Wednesday, April 2, 2008

Cucumber Gravy Curry (Dosakai Pulusu Kura)


Learnt From: My Mom.

Serving for: 2-3 People.

Ingredients:

Cucumber --- 2 medium size
Onions --- ¼ of the big one
Turmeric Powder --- a pinch
Tamarind --- 4 strands
Red Chilly Powder --- ½ tsp
Salt --- ¾ tsp (approx.)
Jaggary --- ½ of the small cube piece

For Seasoning:

Oil --- 1 tblsn
Mustard Seeds --- 1 tsp
Curry Leaves --- a few
Dry Red Chilly --- 1 chopped
Hing --- a pinch

Process:

Peel the skin of cucumbers.


Clean the cucumbers with water. Chop cucumber to pieces by removing the seeds.


Chop ¼ th of the big onion into pieces.
Take 4 strands of tamarind and little water in a bowl. Heat for 15 seconds in microwave. Take tamarind juice for it with that little water.


Heat a tblsn of oil in pressure cooker.
Add & Toast mustard seeds, chopped dry red chilly, curry leaves and a pinch hing.


Add chopped onions.


Add chopped cucumber along with onions.
Add ½ piece of jaggery (look in the photo in center of the pressure cooker).


Add a pinch of turmeric powder, tamarind juice, ½ tsp of red chilly powder (if you cant eat spiciness reduce the quantity of red chilly powder), and salt as per your taste.

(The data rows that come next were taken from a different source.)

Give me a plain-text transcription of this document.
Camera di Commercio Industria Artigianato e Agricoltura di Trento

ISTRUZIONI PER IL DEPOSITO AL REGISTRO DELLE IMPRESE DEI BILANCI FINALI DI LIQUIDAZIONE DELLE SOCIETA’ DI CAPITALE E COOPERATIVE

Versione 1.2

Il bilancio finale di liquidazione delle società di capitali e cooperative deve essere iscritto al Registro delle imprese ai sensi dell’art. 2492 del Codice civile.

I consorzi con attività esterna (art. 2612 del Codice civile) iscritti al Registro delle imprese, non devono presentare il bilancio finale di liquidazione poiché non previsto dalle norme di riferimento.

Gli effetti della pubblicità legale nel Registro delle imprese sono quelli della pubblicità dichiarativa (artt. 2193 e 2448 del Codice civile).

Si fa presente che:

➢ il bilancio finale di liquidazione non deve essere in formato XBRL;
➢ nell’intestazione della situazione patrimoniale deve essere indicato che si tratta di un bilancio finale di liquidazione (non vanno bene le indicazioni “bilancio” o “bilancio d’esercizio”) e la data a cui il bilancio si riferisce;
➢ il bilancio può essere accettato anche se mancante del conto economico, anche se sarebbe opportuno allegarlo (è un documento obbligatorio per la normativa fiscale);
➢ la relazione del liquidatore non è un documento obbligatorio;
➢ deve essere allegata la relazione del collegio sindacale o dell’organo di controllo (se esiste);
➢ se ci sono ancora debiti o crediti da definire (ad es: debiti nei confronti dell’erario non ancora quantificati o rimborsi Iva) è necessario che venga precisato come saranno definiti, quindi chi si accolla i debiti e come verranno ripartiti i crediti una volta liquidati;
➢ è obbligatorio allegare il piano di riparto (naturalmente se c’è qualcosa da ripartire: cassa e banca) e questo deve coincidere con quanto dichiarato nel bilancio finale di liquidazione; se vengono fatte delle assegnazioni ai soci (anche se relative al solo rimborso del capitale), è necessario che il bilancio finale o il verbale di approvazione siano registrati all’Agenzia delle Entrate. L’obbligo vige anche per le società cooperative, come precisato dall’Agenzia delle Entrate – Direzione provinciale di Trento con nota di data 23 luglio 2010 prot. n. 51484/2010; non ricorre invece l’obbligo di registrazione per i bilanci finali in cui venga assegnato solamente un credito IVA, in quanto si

Mix well. Pressure cook for 4 whistles…later keep in sim for 3 minutes and turn off the heat.
Wait till the pressure goes off.
Remove the lid of the pressure cooker. Uncover the pressure the cooker and cook for 5-10 minutes till the water evaporates. Turn off the heat.
Transfer the curry to a serving bowl.